As parents, we are always looking for opportunities to share longstanding lessons with our children so they can become increasingly independent in safe and healthy ways. We tell them to look both ways when they cross the road, never talk to strangers and always eat their vegetables. But when it comes to money management – an essential lifelong skill – many young adults find that they have been ill-equipped to manage their finances independently. Whether your children will inherit family wealth or need to support themselves eventually, all able adults should be taught how to handle money effectively.

How to get started

For most children, an allowance is the first chance they have to gain some control over how to spend and save their money. Perhaps there are some age-appropriate chores a child is responsible for to “earn” their weekly allowance. This is also an opportune time to go over the concept of saving and spending and help them open their first bank account so they can keep their money safe. How to get them involved As your children get older, it’s important to include them directly in any financial discussions that affect them. For example, are you saving for their post-secondary education? Showing them the progression of their education fund and providing them with a clear picture of the costs will give them a realistic understanding of how to save for a large expense in the future. If you have a child approaching a post-secondary education, make sure you have a discussion with them in advance on which expenses you will cover and how much they will need to contribute towards their education. Upon entering university or college, this may be the first time your child is responsible for actual money management and will benefit from your guidance on saving and budgeting. If you are going to be fully supporting their post-secondary education, rather than just paying their bills for them, go over all their monthly expenses and give them the responsibility to pay each bill with the allotted funds you provide. Ultimately, this exercise will better prepare them for financial independence in the future.

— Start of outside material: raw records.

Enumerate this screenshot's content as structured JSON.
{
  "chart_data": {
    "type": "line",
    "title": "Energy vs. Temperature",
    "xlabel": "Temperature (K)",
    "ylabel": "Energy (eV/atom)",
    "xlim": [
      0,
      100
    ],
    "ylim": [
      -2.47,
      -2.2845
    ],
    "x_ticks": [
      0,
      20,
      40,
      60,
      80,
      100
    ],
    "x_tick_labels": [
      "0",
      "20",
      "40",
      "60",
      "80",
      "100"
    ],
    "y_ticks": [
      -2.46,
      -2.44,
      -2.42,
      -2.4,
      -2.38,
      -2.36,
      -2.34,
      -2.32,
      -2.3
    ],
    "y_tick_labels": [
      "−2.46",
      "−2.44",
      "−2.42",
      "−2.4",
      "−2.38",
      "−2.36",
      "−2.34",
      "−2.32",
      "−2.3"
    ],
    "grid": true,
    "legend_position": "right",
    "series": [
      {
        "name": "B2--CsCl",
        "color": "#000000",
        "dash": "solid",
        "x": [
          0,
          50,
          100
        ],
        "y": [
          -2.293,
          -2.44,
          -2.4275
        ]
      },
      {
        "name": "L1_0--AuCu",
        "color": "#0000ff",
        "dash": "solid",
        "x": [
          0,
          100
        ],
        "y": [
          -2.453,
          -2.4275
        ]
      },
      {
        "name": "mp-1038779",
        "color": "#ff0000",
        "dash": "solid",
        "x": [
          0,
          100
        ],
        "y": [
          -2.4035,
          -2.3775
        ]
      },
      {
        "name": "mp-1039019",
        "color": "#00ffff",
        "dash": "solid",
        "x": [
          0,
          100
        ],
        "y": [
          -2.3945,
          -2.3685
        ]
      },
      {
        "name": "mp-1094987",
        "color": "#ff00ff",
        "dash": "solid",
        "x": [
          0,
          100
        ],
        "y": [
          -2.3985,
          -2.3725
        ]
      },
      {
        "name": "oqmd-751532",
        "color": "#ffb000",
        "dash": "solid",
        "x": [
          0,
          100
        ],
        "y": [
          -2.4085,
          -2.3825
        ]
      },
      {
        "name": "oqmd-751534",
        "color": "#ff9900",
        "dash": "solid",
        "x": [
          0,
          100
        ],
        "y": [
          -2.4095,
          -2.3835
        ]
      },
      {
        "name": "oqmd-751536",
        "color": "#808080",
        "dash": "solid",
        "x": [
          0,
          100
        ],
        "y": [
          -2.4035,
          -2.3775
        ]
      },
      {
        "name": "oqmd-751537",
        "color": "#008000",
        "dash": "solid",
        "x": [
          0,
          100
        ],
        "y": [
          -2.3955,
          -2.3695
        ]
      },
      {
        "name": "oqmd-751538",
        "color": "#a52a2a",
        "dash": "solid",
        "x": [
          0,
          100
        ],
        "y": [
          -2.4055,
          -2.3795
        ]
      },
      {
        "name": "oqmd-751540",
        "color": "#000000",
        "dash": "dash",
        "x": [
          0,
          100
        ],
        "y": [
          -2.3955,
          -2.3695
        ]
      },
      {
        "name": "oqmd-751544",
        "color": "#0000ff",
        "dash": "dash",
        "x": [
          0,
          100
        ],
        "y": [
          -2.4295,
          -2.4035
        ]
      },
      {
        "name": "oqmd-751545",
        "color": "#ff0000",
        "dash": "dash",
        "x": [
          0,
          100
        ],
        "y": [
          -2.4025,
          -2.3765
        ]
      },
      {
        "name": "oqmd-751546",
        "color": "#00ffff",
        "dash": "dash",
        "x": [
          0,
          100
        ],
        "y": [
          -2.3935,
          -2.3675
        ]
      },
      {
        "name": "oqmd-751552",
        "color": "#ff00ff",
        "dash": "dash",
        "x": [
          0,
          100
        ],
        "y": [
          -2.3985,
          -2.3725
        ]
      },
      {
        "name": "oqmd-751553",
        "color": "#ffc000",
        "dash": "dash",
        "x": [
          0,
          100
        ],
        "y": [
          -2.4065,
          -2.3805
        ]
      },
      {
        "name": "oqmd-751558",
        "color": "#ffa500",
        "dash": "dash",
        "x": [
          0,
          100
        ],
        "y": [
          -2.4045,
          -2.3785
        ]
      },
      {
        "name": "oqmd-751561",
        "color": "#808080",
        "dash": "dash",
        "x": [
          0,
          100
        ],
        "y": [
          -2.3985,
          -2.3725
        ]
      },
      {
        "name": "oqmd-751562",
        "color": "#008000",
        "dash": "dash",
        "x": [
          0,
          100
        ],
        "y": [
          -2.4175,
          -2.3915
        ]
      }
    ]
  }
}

Key money lessons that every adult should know

Although every family’s circumstances are different, there are some key lessons that all parents should impart to their children when it comes to managing money. For instance, to help young adults understand affordability, you can explain the 50/30/20 budgeting rule – where no more than 50 percent of their after-tax income should go to needs, 30 percent to wants and 20 percent to savings. Another fundamental money management concept is debt. Explaining different kinds of debt and the various costs associated with borrowing money may deter your children from taking on high-interest credit card debt. If they do, you could also help them explore ways to lower their debt, such as consolidating loans, paying more than the monthly minimum, using debit cards or cash to gain better control over spending, etc. Once your child is managing their own money, guidance on investing is essential. Teaching your child how to invest their earned or inherited money will help them grow their long-term wealth. Share your experiences and direct them toward resources you found helpful (specialty courses, books/articles, websites, etc.). Also, consider introducing them to your own advisor – an impartial expert in the field who may be willing to take them on as a client and guide them with their finances. There are many ways you can teach your children about the importance of managing money well and the value of planning for a strong financial future.